Figure 4 shows the results of testing PDA and gelatin coating on different substrates other than PLG nanofibers. Fig. 4A shows actin staining of the cytoskeleton of cells on unmodified substrates (top row), gelatin coated substrates (middle row) and PDA coated substrates (bottom row). There is a noticeable difference in both the larger number of cells that show up for PDA coated substrates as well as the increased amount of cytoskeleton development in these cells. Cell viability was looked at using MTT assays and the results are shown in Fig. 4B: for all substrates other than glass there is a large increase in cell viability for cells cultured on PDA coated substrates versus those cultured on gelatin coated substrates.

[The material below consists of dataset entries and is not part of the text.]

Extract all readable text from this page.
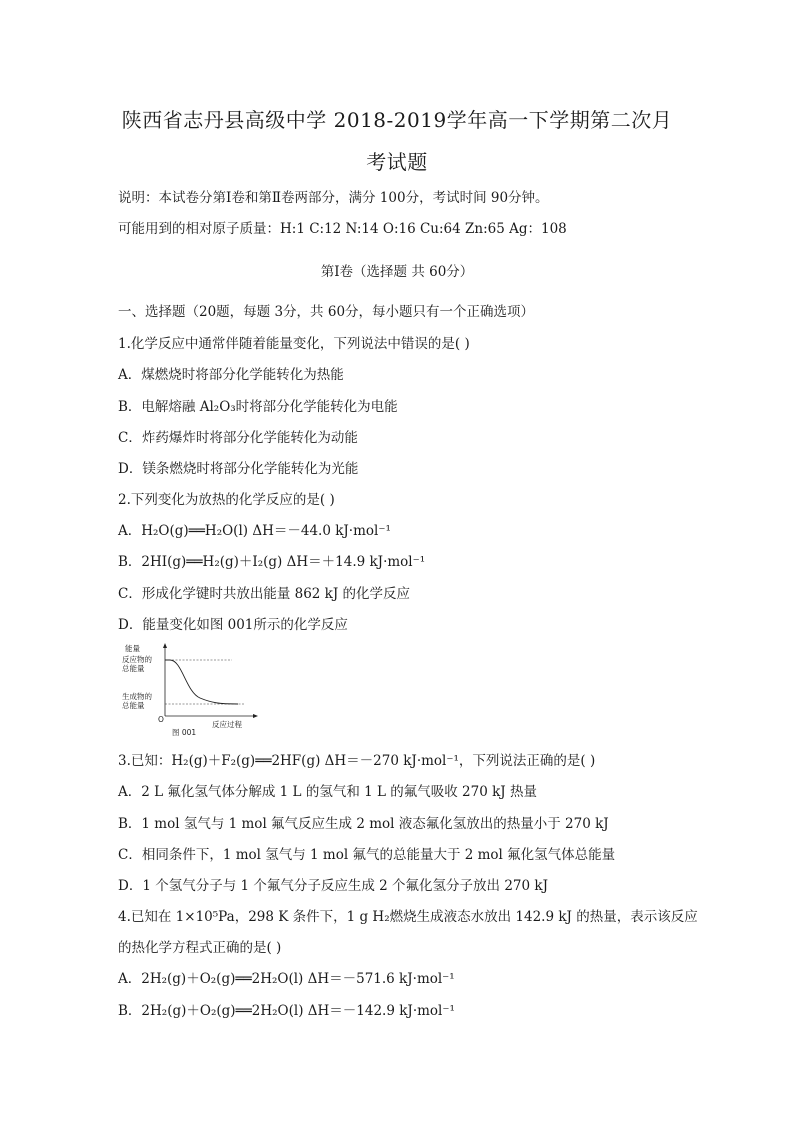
陕西省志丹县高级中学 2018-2019学年高一下学期第二次月
考试题
说明：本试卷分第Ⅰ卷和第Ⅱ卷两部分，满分 100分，考试时间 90分钟。
可能用到的相对原子质量：H:1 C:12 N:14 O:16 Cu:64 Zn:65 Ag：108
第Ⅰ卷（选择题 共 60分）
一、选择题（20题，每题 3分，共 60分，每小题只有一个正确选项）
1.化学反应中通常伴随着能量变化，下列说法中错误的是( )
A．煤燃烧时将部分化学能转化为热能
B．电解熔融 Al₂O₃时将部分化学能转化为电能
C．炸药爆炸时将部分化学能转化为动能
D．镁条燃烧时将部分化学能转化为光能
2.下列变化为放热的化学反应的是( )
A．H₂O(g)══H₂O(l) ΔH＝－44.0 kJ·mol⁻¹
B．2HI(g)══H₂(g)＋I₂(g) ΔH＝＋14.9 kJ·mol⁻¹
C．形成化学键时共放出能量 862 kJ 的化学反应
D．能量变化如图 001所示的化学反应
能量
反应物的
总能量
生成物的
总能量
O
反应过程
图 001
3.已知：H₂(g)＋F₂(g)══2HF(g) ΔH＝－270 kJ·mol⁻¹，下列说法正确的是( )
A．2 L 氟化氢气体分解成 1 L 的氢气和 1 L 的氟气吸收 270 kJ 热量
B．1 mol 氢气与 1 mol 氟气反应生成 2 mol 液态氟化氢放出的热量小于 270 kJ
C．相同条件下，1 mol 氢气与 1 mol 氟气的总能量大于 2 mol 氟化氢气体总能量
D．1 个氢气分子与 1 个氟气分子反应生成 2 个氟化氢分子放出 270 kJ
4.已知在 1×10⁵Pa，298 K 条件下，1 g H₂燃烧生成液态水放出 142.9 kJ 的热量，表示该反应
的热化学方程式正确的是( )
A．2H₂(g)＋O₂(g)══2H₂O(l) ΔH＝－571.6 kJ·mol⁻¹
B．2H₂(g)＋O₂(g)══2H₂O(l) ΔH＝－142.9 kJ·mol⁻¹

This final set of results shows that substrates other than PLG nanofibers can be coated with PDA and still show significant improvement in terms of HUVEC attachment and viability.

Critique
Overall this paper did a thorough job of looking at multiple factors to reach their conclusions: not only did they look at cell viability using two assays (live/dead and MTT) but they also stained for cytoskeleton development and the presence of specific markers indicating functional development of the endothelial cells. From the cumulative results of all of these assays they demonstrated that PDA coating is an effective method for increasing HUVEC viability and attachment to specific substrates, most notably to PLG nanofibers. I think they may have stretched too far by looking at multiple coated substrates however: since the majority of the paper focused on looking at PLG nanofibers as a specific scaffold for vascular grafts they should have limited their results to looking at purely the PLG nanofibers and then followed up this paper with another that looks more in depth at all of the various substrates that they kind of just threw in at the end here. Also, the results involving endothelial cell markers seemed less valid and conclusive than their other results: to me the vWF markers did not look significantly more distributed or numerous for the PDA coated PLG fibers than for the other two substrates, there were just more cells in that particular image for the PDA coated fibers.